We've tested against Alex Page's USB Image Tool under Windows, and dd under Linux, and it has proven very reliable.

Differences


There are differences between this and the Kernel/RAM disk approach.

In particular:

  1. ums only supports a single block device, so we'll need to determine which to use when invoking it, and
  2. It's slower. U-Boot is a single-tasker and doesn't support asynchronous writes to block devices, so ums will toggle between USB transfers and disk transfers. Our testing shows that this results in transfer times that are 3x longer.

To put the speed into perspective, we've seen transfer times of ~30 minutes for a 3600 MiB Ubuntu Trusty image written to SD card.

Writing ~150 MiB of an Android image through the mksdcard.sh script takes around 6 minutes. That script uses normal mkfs commands to create the filesystem and cp to copy files, so many fewer writes are needed.

This is not great performance, but still very usable.

Configuration


Okay, so the ums feature is present, and easy to use. Now how and when do we invoke it?
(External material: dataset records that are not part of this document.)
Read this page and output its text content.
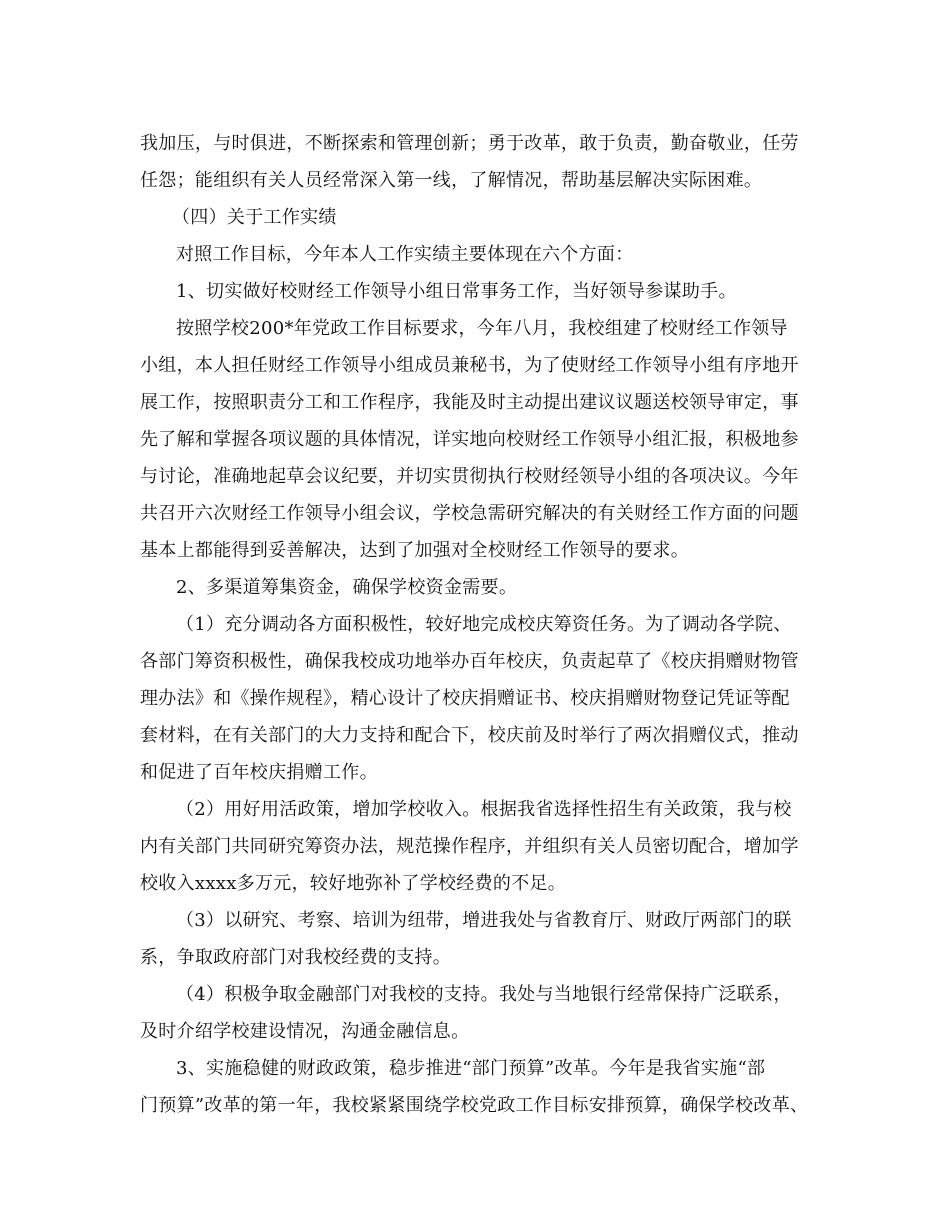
我加压，与时俱进，不断探索和管理创新；勇于改革，敢于负责，勤奋敬业，任劳
任怨；能组织有关人员经常深入第一线，了解情况，帮助基层解决实际困难。
（四）关于工作实绩
对照工作目标，今年本人工作实绩主要体现在六个方面：
1、切实做好校财经工作领导小组日常事务工作，当好领导参谋助手。
按照学校200*年党政工作目标要求，今年八月，我校组建了校财经工作领导
小组，本人担任财经工作领导小组成员兼秘书，为了使财经工作领导小组有序地开
展工作，按照职责分工和工作程序，我能及时主动提出建议议题送校领导审定，事
先了解和掌握各项议题的具体情况，详实地向校财经工作领导小组汇报，积极地参
与讨论，准确地起草会议纪要，并切实贯彻执行校财经领导小组的各项决议。今年
共召开六次财经工作领导小组会议，学校急需研究解决的有关财经工作方面的问题
基本上都能得到妥善解决，达到了加强对全校财经工作领导的要求。
2、多渠道筹集资金，确保学校资金需要。
（1）充分调动各方面积极性，较好地完成校庆筹资任务。为了调动各学院、
各部门筹资积极性，确保我校成功地举办百年校庆，负责起草了《校庆捐赠财物管
理办法》和《操作规程》，精心设计了校庆捐赠证书、校庆捐赠财物登记凭证等配
套材料，在有关部门的大力支持和配合下，校庆前及时举行了两次捐赠仪式，推动
和促进了百年校庆捐赠工作。
（2）用好用活政策，增加学校收入。根据我省选择性招生有关政策，我与校
内有关部门共同研究筹资办法，规范操作程序，并组织有关人员密切配合，增加学
校收入xxxx多万元，较好地弥补了学校经费的不足。
（3）以研究、考察、培训为纽带，增进我处与省教育厅、财政厅两部门的联
系，争取政府部门对我校经费的支持。
（4）积极争取金融部门对我校的支持。我处与当地银行经常保持广泛联系，
及时介绍学校建设情况，沟通金融信息。
3、实施稳健的财政政策，稳步推进“部门预算”改革。今年是我省实施“部
门预算”改革的第一年，我校紧紧围绕学校党政工作目标安排预算，确保学校改革、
The use case that drives this feature is internal storage. Our Nitrogen6_Max board has on-board eMMC, which can't be connected to a PC for initialization, and invoking ums is a natural way to expose it.

We also have customers using SATA drives on our Nitrogen6x and BD-SL-i.MX6 boards, and copying images to them can be inconvenient.

Based on this, we've decided to invoke ums as a part of our standard bootcmd variable as a fall-back if the normal boot fails.

As you may be aware, we currently iterate through available boot devices with a couple of nested for loops, more or less as follows:

for dtype in sata mmc usb ; do for disk in 0 1 ; do try to load and source 6x_bootscript

If no 6x_bootscript is found, or if execution of the script fails, we put error messages and hints about how to fix the issue on the display.

setenv stdout serial,vga echo ; echo 6x_bootscript not found echo ; echo serial console at 115200, 8N1 echo details at https://boundarydevices.com/6q_bootscript setenv stdin serial,usbkbd

These commands are only executed if no bootable storage was found, so it's reasonable to invoke ums to allow it to be fixed.

This is what we've done, but the details of how may not be obvious. The for loops above define the boot priority and are implemented via the bootdevs variable.

The boot priority really isn't what we want when determining what block device to expose though. Instead, we've chosen to invert the order of iteration of the drives. This has the effect of choosing the non-removable mmc interface (eMMC) first.

for dtype in sata mmc ; do for disk in 1 0 ; do ums 0 $dtype $disk

On boards with an on-board eMMC, that interface is chosen before SATA, since it is the least accessible.

Since the ums command will fail if a drive is not populated, this will choose any form of storage if only a single block device is connected. In practice, none of our boards currently contains more than one non-removable block device, unless you consider SATA non-removable.

Please note that this is only the default behavior. The bootcmd variable can and often should be over-ridden to perform precisely once you've decided how you'd like your board to behave. Our aim is to provide the best introductory use of U-Boot for the general case.

Availability


The sources are currently available in the staging branch of our Github tree, and we'll be publishing a new set of production binaries in coming days.

As always, let us know when you have a chance to try this out. We're very happy that the feature is now present, and think that this fills a much needed gap in functionality.